In such an atmosphere it is no wonder that miracles abound and holy men thrive. It is exceedingly difficult to know how to deal with them. Like the magicians of Ancient Egypt, whose descendants they are, they are sometimes open to the suspicion of establishing their miraculous reputation by natural but very undesirable methods. At Berber the Mudir was anxious to embellish the place with avenues of trees. So he imported some libbek acacias from Egypt, and to insure their being watered announced that rewards would be given to anyone in front of whose house a libbek was planted as soon as it attained a certain size. For a time all went well, and the trees grew and flourished. But then a local fakir saw his chance. He proclaimed that watering trees was contrary to the will of God, and threatened the most terrible penalties on anyone who dared to disregard his orders. Only one man, a sergeant in a black regiment, was bold enough to flout the fakir, and to continue watering his tree. Within a short time the man himself, his wife, and his servant, were all dead. It may have been a coincidence; it may have been the effect of imagination acting on uncultured minds; but far more probably, though it could not be proved, it was due to some wicked contrivance of the holy man. In the case of the Dongola fakir, a very practical solution of the difficulty was adopted. He was not punished, but facilities were given for his return to Timbuctoo.
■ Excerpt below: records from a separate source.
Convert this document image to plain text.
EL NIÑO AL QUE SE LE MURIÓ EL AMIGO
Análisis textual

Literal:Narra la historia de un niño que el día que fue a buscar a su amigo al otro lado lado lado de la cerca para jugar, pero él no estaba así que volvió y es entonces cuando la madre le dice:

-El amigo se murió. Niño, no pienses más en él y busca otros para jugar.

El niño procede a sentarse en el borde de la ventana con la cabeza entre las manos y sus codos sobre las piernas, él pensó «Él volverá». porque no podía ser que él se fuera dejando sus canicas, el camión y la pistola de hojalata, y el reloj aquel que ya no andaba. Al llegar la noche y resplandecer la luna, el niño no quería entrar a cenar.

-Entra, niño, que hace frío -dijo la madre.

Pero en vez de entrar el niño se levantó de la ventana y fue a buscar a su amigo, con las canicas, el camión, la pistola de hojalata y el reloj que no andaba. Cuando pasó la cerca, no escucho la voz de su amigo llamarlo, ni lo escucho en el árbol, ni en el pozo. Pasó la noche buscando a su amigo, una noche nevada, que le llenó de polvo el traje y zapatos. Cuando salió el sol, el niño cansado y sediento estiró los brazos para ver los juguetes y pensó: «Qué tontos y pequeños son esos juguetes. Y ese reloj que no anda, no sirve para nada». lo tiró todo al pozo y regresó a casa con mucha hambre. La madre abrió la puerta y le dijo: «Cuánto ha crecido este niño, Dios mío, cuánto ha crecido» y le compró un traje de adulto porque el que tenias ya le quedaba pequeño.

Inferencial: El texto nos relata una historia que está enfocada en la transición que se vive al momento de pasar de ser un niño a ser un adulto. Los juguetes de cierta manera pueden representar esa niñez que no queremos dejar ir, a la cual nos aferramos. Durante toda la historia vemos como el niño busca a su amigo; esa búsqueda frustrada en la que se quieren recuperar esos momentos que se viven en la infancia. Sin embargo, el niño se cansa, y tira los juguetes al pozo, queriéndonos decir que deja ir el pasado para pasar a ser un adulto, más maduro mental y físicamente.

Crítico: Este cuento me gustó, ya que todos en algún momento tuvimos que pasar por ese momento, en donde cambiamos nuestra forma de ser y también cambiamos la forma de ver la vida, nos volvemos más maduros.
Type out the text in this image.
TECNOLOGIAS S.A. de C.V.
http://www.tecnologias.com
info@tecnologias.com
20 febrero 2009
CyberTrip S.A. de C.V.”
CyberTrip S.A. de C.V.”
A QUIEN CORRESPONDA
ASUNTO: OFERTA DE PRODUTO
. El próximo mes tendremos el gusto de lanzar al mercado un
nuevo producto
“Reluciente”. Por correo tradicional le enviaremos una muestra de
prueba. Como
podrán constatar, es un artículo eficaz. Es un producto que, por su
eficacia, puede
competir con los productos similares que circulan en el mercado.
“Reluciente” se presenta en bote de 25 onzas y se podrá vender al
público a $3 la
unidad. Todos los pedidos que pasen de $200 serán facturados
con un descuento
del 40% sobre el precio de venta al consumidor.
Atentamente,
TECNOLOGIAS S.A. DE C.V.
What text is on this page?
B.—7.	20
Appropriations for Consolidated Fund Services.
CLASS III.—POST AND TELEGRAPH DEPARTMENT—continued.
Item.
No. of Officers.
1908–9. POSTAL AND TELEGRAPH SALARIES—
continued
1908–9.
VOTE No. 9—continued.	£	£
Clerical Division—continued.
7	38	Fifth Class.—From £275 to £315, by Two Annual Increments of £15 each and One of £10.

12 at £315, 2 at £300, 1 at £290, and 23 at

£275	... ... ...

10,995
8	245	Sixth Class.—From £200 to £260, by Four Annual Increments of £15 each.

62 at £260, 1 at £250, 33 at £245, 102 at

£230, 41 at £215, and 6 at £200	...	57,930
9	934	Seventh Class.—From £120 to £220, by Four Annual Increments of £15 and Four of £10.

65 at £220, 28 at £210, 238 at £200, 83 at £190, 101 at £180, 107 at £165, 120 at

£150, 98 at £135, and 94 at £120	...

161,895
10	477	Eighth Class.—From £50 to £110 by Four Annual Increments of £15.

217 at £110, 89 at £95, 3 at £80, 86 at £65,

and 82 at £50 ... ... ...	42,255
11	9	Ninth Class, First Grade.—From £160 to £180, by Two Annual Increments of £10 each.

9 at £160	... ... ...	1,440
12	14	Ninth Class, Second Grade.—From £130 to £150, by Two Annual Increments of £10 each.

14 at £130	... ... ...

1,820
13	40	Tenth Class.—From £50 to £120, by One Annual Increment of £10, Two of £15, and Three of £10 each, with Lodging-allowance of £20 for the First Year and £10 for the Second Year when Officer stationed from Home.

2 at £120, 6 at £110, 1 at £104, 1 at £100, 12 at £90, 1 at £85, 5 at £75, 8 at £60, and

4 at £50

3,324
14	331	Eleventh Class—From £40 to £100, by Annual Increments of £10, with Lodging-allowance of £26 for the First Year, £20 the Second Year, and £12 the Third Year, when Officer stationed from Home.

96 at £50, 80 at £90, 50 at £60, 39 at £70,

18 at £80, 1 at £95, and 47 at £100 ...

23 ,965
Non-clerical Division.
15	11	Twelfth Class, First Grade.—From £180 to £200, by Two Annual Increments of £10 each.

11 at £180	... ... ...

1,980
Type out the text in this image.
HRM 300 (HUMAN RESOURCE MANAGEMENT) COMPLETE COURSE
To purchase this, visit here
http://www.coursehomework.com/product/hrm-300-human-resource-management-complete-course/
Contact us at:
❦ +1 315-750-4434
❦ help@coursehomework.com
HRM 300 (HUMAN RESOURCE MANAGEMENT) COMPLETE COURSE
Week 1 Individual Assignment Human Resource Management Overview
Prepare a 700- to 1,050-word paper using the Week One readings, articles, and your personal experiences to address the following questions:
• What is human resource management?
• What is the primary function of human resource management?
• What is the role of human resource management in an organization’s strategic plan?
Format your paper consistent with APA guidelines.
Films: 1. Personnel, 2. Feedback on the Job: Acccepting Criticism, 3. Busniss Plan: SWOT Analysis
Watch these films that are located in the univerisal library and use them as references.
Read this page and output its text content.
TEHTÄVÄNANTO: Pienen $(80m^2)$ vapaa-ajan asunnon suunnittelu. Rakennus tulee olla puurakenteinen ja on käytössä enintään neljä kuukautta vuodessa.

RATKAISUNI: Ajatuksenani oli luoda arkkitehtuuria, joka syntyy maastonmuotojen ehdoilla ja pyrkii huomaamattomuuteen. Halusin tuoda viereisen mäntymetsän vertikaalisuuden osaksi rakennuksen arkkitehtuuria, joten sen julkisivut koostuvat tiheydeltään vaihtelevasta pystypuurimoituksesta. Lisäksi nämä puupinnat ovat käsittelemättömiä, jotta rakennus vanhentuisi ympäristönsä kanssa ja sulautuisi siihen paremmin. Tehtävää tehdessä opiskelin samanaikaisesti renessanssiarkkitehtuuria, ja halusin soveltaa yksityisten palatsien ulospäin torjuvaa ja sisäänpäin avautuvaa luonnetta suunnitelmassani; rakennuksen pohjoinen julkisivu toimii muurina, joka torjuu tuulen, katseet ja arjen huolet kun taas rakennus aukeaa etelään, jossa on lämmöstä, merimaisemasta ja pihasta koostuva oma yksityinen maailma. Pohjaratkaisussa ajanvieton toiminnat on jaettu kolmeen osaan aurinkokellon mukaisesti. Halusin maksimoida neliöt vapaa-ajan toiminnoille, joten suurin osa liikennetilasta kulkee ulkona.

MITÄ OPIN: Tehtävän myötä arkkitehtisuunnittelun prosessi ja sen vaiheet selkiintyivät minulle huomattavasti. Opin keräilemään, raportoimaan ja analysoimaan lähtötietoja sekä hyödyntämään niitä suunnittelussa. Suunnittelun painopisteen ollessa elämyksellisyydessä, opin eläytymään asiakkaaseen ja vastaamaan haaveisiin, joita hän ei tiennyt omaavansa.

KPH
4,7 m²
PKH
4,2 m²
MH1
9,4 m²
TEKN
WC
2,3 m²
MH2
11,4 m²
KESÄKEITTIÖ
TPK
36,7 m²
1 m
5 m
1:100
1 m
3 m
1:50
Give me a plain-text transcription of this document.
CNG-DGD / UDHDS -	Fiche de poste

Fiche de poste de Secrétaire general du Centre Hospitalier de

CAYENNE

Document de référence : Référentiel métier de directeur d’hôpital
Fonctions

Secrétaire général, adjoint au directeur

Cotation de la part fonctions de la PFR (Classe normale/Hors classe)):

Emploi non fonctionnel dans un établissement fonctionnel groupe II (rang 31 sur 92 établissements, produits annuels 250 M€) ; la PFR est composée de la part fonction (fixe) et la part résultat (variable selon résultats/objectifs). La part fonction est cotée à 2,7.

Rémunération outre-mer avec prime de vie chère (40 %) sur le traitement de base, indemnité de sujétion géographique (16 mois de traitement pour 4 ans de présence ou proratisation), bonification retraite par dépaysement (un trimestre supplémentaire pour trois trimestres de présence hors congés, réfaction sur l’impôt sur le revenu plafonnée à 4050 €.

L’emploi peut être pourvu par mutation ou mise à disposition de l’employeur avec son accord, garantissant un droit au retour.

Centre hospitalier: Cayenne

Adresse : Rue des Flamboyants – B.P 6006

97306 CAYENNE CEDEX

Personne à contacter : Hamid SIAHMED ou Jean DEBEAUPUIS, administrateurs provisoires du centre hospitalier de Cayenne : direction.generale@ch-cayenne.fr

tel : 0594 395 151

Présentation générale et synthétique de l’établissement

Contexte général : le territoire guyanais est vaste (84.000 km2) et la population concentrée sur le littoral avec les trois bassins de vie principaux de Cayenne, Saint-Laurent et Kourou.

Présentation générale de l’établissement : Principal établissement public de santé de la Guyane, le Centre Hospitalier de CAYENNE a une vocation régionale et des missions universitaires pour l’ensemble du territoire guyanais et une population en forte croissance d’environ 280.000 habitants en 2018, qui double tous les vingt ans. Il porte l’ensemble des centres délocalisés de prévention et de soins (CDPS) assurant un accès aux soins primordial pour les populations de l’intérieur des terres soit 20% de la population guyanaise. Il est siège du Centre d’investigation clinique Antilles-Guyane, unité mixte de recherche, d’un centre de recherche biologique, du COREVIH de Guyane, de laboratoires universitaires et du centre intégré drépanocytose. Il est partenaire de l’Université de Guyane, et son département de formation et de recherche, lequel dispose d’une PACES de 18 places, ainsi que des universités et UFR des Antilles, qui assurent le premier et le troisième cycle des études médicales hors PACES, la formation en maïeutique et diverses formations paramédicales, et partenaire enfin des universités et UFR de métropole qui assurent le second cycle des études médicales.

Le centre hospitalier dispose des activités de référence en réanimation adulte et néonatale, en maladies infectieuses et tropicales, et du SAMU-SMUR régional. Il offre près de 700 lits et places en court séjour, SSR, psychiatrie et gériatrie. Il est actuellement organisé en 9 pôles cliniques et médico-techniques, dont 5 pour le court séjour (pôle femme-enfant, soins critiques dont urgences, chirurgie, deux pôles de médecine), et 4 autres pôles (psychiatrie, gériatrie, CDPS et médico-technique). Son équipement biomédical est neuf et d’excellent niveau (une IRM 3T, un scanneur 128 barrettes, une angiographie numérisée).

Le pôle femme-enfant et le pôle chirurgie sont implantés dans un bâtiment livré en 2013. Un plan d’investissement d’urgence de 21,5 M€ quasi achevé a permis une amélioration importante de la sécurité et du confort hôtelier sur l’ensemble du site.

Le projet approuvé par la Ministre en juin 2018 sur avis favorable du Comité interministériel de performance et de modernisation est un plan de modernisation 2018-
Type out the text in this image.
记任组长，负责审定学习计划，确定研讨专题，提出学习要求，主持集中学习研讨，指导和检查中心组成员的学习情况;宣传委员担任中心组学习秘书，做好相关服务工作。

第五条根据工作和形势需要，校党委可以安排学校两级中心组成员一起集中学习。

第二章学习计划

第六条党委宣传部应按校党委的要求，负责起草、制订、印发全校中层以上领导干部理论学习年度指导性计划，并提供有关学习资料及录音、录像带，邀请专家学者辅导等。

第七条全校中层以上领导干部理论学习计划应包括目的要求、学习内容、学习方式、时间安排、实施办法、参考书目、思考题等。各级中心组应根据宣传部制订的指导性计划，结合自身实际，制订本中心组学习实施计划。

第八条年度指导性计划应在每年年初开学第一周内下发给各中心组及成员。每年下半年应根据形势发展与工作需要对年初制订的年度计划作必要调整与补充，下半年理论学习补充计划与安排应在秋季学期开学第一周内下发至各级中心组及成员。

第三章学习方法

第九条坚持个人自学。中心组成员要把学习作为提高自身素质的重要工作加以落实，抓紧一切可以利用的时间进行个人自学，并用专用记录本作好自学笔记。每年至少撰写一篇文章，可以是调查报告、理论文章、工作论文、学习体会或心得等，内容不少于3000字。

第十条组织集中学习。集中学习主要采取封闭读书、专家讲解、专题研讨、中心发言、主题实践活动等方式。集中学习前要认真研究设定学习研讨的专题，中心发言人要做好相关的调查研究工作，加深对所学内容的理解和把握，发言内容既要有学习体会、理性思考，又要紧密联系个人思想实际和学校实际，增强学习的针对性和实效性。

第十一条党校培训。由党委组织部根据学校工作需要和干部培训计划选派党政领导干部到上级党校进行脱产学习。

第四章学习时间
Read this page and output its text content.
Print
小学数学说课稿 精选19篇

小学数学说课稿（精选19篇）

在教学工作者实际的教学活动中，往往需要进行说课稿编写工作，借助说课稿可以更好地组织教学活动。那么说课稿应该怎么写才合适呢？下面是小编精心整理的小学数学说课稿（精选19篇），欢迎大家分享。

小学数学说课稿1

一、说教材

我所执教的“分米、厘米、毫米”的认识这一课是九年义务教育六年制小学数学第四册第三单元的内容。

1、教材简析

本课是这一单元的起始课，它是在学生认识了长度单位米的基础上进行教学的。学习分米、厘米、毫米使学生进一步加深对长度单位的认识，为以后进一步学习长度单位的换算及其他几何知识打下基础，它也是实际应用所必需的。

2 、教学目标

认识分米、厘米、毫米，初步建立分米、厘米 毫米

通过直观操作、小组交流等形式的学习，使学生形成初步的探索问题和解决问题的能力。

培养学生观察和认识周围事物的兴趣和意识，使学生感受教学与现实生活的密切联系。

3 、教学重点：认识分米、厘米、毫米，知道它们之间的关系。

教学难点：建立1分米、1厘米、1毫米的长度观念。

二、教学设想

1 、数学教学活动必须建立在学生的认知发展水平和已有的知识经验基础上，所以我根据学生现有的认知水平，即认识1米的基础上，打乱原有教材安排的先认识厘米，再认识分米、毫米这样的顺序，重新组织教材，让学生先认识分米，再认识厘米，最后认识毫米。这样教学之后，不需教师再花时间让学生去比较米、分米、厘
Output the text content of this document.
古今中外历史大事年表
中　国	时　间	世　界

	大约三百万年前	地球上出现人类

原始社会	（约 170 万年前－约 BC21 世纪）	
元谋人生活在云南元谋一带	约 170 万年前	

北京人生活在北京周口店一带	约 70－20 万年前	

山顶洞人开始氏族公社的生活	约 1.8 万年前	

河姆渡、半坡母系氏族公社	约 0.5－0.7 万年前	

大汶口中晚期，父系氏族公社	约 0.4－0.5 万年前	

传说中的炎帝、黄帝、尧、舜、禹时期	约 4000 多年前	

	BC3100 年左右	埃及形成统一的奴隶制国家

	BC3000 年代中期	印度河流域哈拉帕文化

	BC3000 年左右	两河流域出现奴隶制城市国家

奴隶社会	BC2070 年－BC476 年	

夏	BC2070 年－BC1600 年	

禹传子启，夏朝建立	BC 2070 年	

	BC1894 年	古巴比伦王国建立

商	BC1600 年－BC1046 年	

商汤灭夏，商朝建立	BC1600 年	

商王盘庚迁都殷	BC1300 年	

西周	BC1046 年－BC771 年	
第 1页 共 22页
Guilty or not, a man whose reputation requires such bolstering up is a very undesirable resident.
That the various judges and magistrates administer the law intelligently and with discretion, and that the people themselves are more and more contented with the law, and accept it even when it comes in conflict with old-established ideas, is shown by the decrease in the number of petitions to the Governor-General. In the Soudan, as in other Oriental countries, anybody who has a grievance is allowed to appeal directly to the highest authority, and as the Governor-General does a great deal of travelling every year, there is every facility for presenting them. At first they numbered several thousands every year, but in 1902 they sank to the comparatively small total of 600. But whilst every endeavour is made to govern the country on lines acceptable to and understood by the people, there are, of course, some points on which the policy of a civilized government is necessarily in opposition to very deep-rooted customs and habits to such a degree as to completely upset the old basis of social life. In a minor degree this is true of the partial application of the game laws to natives, but of far greater importance is our attitude towards the institution of slavery and the slave-trade.